A Human Finger-Inspired Shape-Locking Pneumatic Gripper Enabled by Folding Laminar Jamming Structure

Bio-inspired soft grippers based on impactive gripping with the advantages of flexibility and universality have been widely used in take-and-place tasks. However, this type of gripper has the risk of breaking fragile objects with deformable surfaces due to the inevitable impactive force applied to the objects. Inspired by the grasping method of human fingers, this article presents a gripper containing two shape-locking fingers that can simultaneously control the span and grasping force to reduce the impact and grasp fragile objects safely. The shape-locking finger composes of three parts, including a soft pneumatic actuator, a folding laminar jamming structure, and a typical laminar jamming structure and the function of the three parts are driving, locking the shape, and improving the stiffness of the finger, respectively.
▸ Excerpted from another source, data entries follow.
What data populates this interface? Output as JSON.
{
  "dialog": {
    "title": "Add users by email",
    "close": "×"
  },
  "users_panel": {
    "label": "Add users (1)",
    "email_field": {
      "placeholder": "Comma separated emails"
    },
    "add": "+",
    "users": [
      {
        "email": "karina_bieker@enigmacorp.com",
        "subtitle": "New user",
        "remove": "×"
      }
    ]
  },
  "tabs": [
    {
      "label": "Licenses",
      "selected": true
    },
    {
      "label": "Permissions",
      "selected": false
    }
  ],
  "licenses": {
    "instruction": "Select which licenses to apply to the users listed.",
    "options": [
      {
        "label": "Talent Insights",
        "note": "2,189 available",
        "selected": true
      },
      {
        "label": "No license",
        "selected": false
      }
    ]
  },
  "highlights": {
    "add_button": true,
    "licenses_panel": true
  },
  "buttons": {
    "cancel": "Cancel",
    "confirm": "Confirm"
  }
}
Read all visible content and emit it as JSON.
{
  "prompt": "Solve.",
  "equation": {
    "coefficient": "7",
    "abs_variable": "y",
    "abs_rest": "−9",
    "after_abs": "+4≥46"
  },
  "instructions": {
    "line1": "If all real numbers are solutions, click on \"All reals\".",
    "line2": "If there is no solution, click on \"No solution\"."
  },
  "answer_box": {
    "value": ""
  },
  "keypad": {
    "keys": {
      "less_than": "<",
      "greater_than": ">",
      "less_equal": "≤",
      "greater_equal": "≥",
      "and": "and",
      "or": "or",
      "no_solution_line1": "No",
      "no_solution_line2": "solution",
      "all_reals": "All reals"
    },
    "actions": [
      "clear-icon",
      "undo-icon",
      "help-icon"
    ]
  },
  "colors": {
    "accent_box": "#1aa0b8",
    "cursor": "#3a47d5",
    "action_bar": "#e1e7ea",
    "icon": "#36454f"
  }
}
In addition, combined with finite element analysis, we establish a theoretical model to predict the finger's bending angle and tip force, and the experimental results demonstrate the reliability of the model. Through a specific grasping process: pregrasp, shape-locking, and improving the grasping force, the controllable span and force (CSF) gripper can safely grasp deformable objects, such as a plastic cup with a 100-g weight, tofu, cake, mochi, and jelly, which shows that the CSF gripper has the potential for fragile foods tasks.